MACROECONOMICS STUDY GUIDE Latest Update 2020
o	1) The market value of all final goods and services produced in an economy in a given period of time. This is the TOTAL EXPENIDTURE approach to GDP.
o	2) The sum of all incomes meaning wages, rents and profits generated in an economy in a given period of time. This is the TOTAL INCOME approach to GDP.
o	3) The sum of the value added at each stage of production for a given economy.
•	Y = C + I+ G + (X-M)
o	GDP = Consumption + Investments + Government expenditures + net exports
Consumption includes all private expenditures
Investment includes inventories, whatever a firm spends on equipment or machinery. It also includes structures, factories, or plants.

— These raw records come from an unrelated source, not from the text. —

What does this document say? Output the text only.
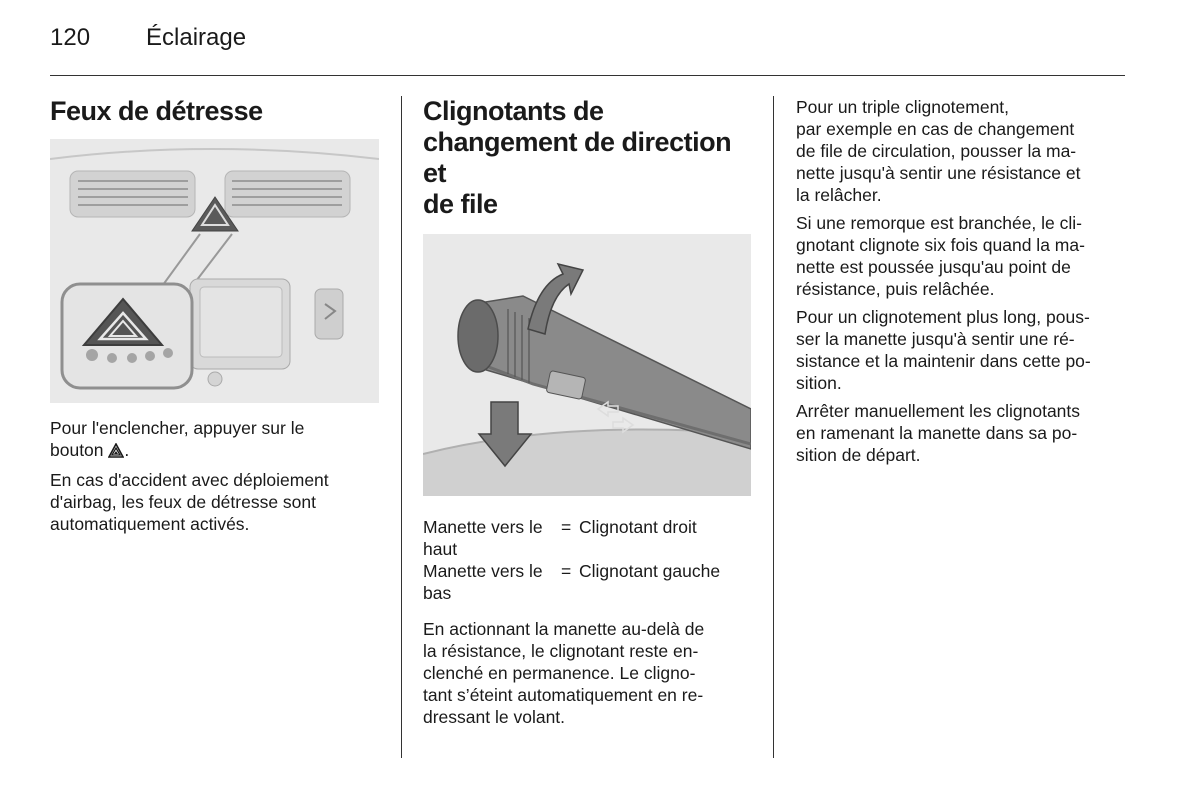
120 Éclairage
Feux de détresse

Pour l'enclencher, appuyer sur le
bouton .

En cas d'accident avec déploiement d'airbag, les feux de détresse sont automatiquement activés.

Clignotants de
changement de direction et
de file
Manette vers le
haut	=	Clignotant droit
Manette vers le
bas	=	Clignotant gauche

En actionnant la manette au-delà de
la résistance, le clignotant reste en-
clenché en permanence. Le cligno-
tant s’éteint automatiquement en re-
dressant le volant.

Pour un triple clignotement,
par exemple en cas de changement
de file de circulation, pousser la ma-
nette jusqu'à sentir une résistance et
la relâcher.

Si une remorque est branchée, le cli-
gnotant clignote six fois quand la ma-
nette est poussée jusqu'au point de
résistance, puis relâchée.

Pour un clignotement plus long, pous-
ser la manette jusqu'à sentir une ré-
sistance et la maintenir dans cette po-
sition.

Arrêter manuellement les clignotants
en ramenant la manette dans sa po-
sition de départ.
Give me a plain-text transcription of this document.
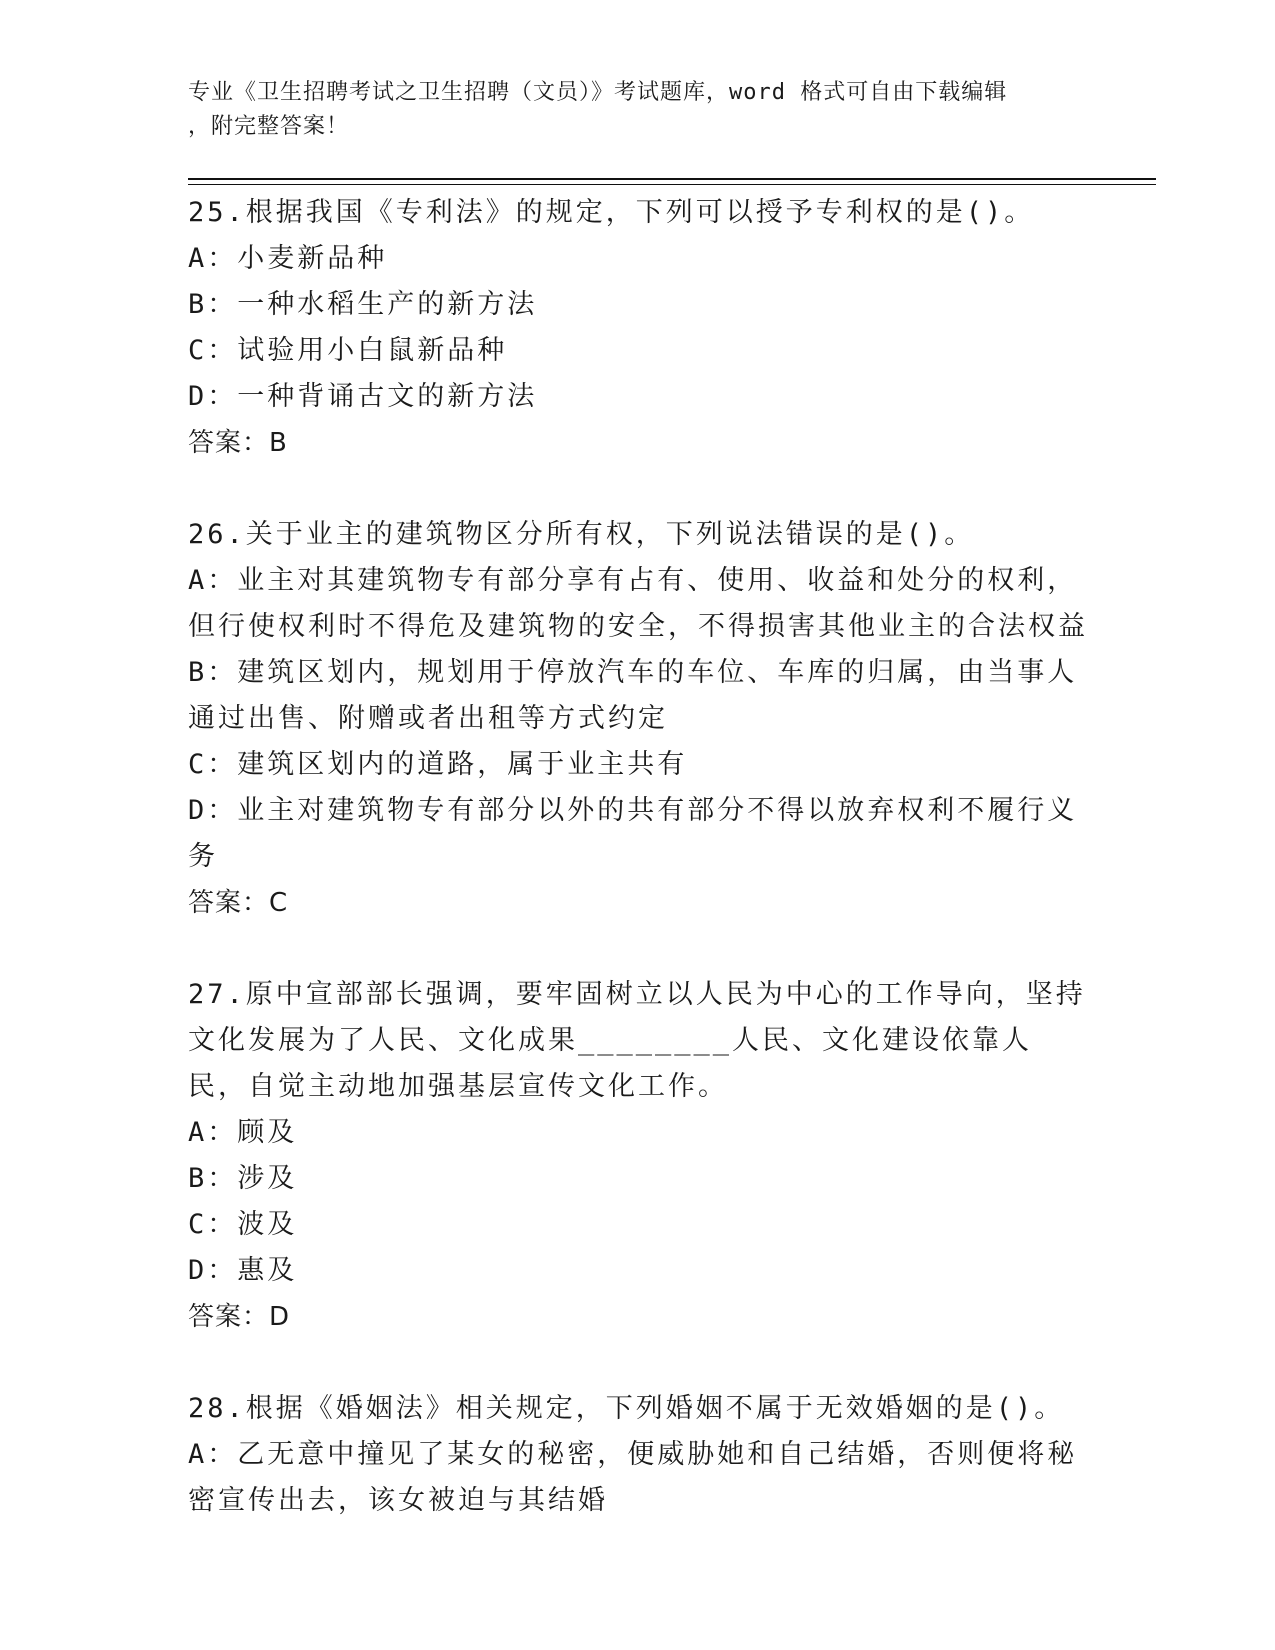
专业《卫生招聘考试之卫生招聘（文员）》考试题库，word 格式可自由下载编辑
，附完整答案！
25.根据我国《专利法》的规定，下列可以授予专利权的是()。
A：小麦新品种
B：一种水稻生产的新方法
C：试验用小白鼠新品种
D：一种背诵古文的新方法
答案：B
26.关于业主的建筑物区分所有权，下列说法错误的是()。
A：业主对其建筑物专有部分享有占有、使用、收益和处分的权利，但行使权利时不得危及建筑物的安全，不得损害其他业主的合法权益
B：建筑区划内，规划用于停放汽车的车位、车库的归属，由当事人通过出售、附赠或者出租等方式约定
C：建筑区划内的道路，属于业主共有
D：业主对建筑物专有部分以外的共有部分不得以放弃权利不履行义务
答案：C
27.原中宣部部长强调，要牢固树立以人民为中心的工作导向，坚持文化发展为了人民、文化成果________人民、文化建设依靠人民，自觉主动地加强基层宣传文化工作。
A：顾及
B：涉及
C：波及
D：惠及
答案：D
28.根据《婚姻法》相关规定，下列婚姻不属于无效婚姻的是()。
A：乙无意中撞见了某女的秘密，便威胁她和自己结婚，否则便将秘密宣传出去，该女被迫与其结婚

•	Exports affect the GDP but imports do not.
•	To calculate the GDP:
o	Add up all the goods from a given year.
o	Example: 10 apples are produced for $1 each in 2010. 12 apples are produced for $2 each in 2011.
o	Nominal GDP in 2010 (Does not account for inflation): $10
o	Nominal GDP in 2011: $24
o	Real GDP in 2010: $10 – same for the base year.
o	Real GDP in 2011: To calculate, use the same prices as the base year. $12
•	To calculate the growth rate:
o	2011-2010/2010 x 100%
o	So: 12-10/10 = .2 x100% = 20% growth rate
•	To calculate the GDP deflator:
o	The GDP deflator gets rid of the price effect in the nominal GDP. It helps to measure the production of a country. It calculates the inflation rate
o	Nominal GDP/Real GDP for a given year.
o	2010: $10/$10 x 100 = 100
o	2011: $24/$12 x 100 = 200
•	To calculate the CPI:
o	Calculate the cost of the basket.
o	Same numbers of items, but use the prices for the individual items.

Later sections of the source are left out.